Since nonparametric models are usually adaptive and with a high degree of flexibility, they can very often result in overfitting of the problem. This can lead to poor performance of new observations, even in the case of excellent predictions of the training data. Such inherent lack of generalizations is also characteristic for the MARSplines approach. Hence, additionally to the pruning technique used for limiting the complexity of the obtained model by reducing the number of basis functions, it is also necessary to augment the analysis with the physical meaning of obtained solutions.

The purpose of this study is to test the applicability of the MARSplines approach for determining Hansen solubility parameters and to verify the usefulness of the obtained models by solubility predictions. Hence, an in-depth exploration was performed, including resizing of the models combined with a normalization and orthogonalization of both factors and descriptors. Also, a comparison with the traditional multivariable regression QSPR approach was undertaken.

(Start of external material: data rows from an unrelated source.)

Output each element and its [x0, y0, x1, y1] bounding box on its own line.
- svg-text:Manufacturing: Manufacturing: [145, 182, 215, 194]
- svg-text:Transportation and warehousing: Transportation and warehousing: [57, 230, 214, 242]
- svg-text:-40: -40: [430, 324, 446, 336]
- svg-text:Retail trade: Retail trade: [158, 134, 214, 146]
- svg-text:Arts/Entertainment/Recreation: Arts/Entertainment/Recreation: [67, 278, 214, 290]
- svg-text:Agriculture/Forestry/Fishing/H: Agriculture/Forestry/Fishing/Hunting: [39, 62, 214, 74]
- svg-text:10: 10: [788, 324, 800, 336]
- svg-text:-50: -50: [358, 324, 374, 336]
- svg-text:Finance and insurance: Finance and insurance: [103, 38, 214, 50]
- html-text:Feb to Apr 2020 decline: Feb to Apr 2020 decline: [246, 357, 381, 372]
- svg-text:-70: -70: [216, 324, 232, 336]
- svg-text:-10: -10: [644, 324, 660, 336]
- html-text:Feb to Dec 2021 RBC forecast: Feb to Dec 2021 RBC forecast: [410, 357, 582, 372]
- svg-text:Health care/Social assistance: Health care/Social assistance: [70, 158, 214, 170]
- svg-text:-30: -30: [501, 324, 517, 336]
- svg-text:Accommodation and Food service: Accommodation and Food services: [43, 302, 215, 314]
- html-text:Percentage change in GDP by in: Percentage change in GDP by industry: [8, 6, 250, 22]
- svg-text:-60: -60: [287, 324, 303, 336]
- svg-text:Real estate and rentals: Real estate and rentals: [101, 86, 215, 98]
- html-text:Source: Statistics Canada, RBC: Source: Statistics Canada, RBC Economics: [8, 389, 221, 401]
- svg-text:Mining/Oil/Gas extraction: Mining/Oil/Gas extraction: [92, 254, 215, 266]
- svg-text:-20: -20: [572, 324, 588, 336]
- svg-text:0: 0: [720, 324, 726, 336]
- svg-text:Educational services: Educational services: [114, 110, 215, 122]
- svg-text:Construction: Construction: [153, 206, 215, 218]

Finally, the obtained models were used for solving typical tasks for which Hansen solubility parameters can be applied, in order to document their reliability and applicability.

#### 2. Methods

##### 2.1. Data Set and Descriptors

In this paper, the data set of experimental HSP collected by Járvás et al. [45] was used for QSPR models generation. This diverse collection comprises a wide range of nonpolar, polar, and ionic compounds including hydrocarbons (e.g., hexane, benzene, toluene, and styrene), alcohols (e.g., methanol, 2-methyl-2-propanol, glycerol, sorbitol, and benzylalcohol), aldehydes and ketones (e.g., benzaldehyde, butanone, methylisoamylketone, and diisobutylketone), carboxylic acids (e.g., acetic acid, acrylic acid, benzoic acid, and citric acid), esters (isoamyl acetate, propylene carbonate, and butyl lactate), amides (*N*,*N*-dimethylformamide, formamide, and niacinamide), halogenated hydrocarbons (e.g., dichloromethane, 1-chlorobutane, chlorobenzene, 1-bromonaphthalene), ionic liquids, and salts (e.g., [bmim]PF6, [bmim]Cl, sodium salts of benzoic acid, *p*-aminobenzoic acid, and diclofenac). These data were obtained from the original HSP database [39, 66] and several other reports [67, 68]. After removing the repeating cases from the original collection, a set of 130 compounds, for which experimental data of HSP are available, was used.

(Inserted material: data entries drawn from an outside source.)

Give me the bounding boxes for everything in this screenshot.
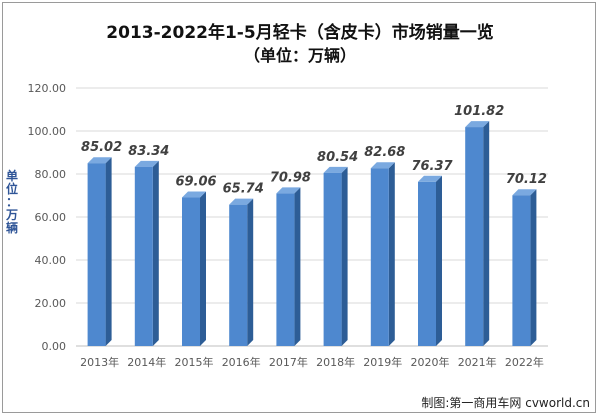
bar [87, 163, 106, 346]
x-tick-label: 2021年 [458, 355, 497, 369]
y-tick-label: 120.00 [28, 82, 67, 95]
bar [182, 197, 200, 346]
x-tick-label: 2015年 [175, 355, 214, 369]
bar-side [341, 166, 348, 346]
data-label: 70.12 [506, 172, 547, 187]
chart-title: 2013-2022年1-5月轻卡（含皮卡）市场销量一览 [106, 23, 494, 43]
y-tick-label: 60.00 [35, 211, 67, 224]
y-tick-label: 40.00 [35, 254, 67, 267]
bar-top [276, 187, 301, 194]
data-label: 70.98 [270, 170, 311, 185]
bar [276, 193, 295, 346]
data-label: 80.54 [317, 150, 358, 165]
bar-top [418, 175, 442, 182]
bar-side [247, 198, 254, 346]
data-label: 76.37 [411, 159, 453, 174]
bar [229, 204, 248, 346]
data-label: 69.06 [175, 175, 216, 190]
data-label: 101.82 [454, 104, 504, 119]
bar-side [388, 162, 395, 346]
chart-subtitle: （单位：万辆） [243, 46, 356, 65]
bar [418, 181, 436, 346]
bar-side [483, 121, 490, 346]
bar-top [512, 189, 537, 196]
watermark: 制图:第一商用车网 cvworld.cn [421, 396, 590, 410]
y-tick-label: 100.00 [28, 125, 67, 138]
x-tick-label: 2019年 [363, 355, 402, 369]
y-tick-label: 0.00 [42, 340, 67, 353]
data-label: 85.02 [81, 140, 122, 155]
bar-top [134, 160, 159, 167]
data-label: 83.34 [128, 144, 169, 159]
bar-side [105, 157, 112, 346]
bar [370, 168, 389, 346]
bar-side [200, 191, 206, 346]
x-tick-label: 2016年 [222, 355, 261, 369]
x-tick-label: 2022年 [505, 355, 544, 369]
bar [134, 166, 153, 346]
x-tick-label: 2013年 [80, 355, 119, 369]
bar [323, 172, 342, 346]
y-tick-label: 80.00 [35, 168, 67, 181]
y-tick-label: 20.00 [35, 297, 67, 310]
bar-top [87, 157, 112, 164]
bar-side [152, 160, 159, 346]
bar-top [229, 198, 254, 205]
bar-side [294, 187, 301, 346]
bar-top [323, 166, 348, 173]
x-tick-label: 2018年 [316, 355, 355, 369]
data-label: 65.74 [223, 182, 264, 197]
data-label: 82.68 [364, 145, 405, 160]
bar-top [465, 121, 490, 128]
bar [512, 195, 531, 346]
x-tick-label: 2020年 [411, 355, 450, 369]
bar-side [436, 175, 442, 346]
bar-top [370, 162, 395, 169]
bar-top [182, 191, 206, 198]
x-tick-label: 2014年 [127, 355, 166, 369]
bar [465, 127, 484, 346]
y-axis-label: 单位：万辆 [5, 169, 18, 235]
x-tick-label: 2017年 [269, 355, 308, 369]
bar-side [530, 189, 537, 346]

Using information encoded in canonical SMILES, PaDEL software [69] offers 1444 descriptors of both 1D and 2D types. Not all of them can be used in modeling, and those descriptors which are not computable for all compounds or with zero variance were rejected from further analysis. The remaining 886 parameters were used for models definition.

##### 2.2. Computational Protocol

Model building was conducted using absolute values of descriptors or orthogonalized data. Since there are different criteria for selecting independent variables from the pool of mutually related ones, two specific criteria were applied. The first one relied on the direct correlation with modeled HSP data if *R*^{2} > 0.01. The second one used ranking offered by Statistica [70], tailored for regression analysis. These parameters were considered as nonorthogonal ones for which the Spearman correlation coefficient was higher than 0.7 (*R*^{2} > 0.49). These different methods of orthogonalization led to different sets of descriptors used during application of QSPR or MARSplines approaches. Types of performed computations are summarized on Scheme 1.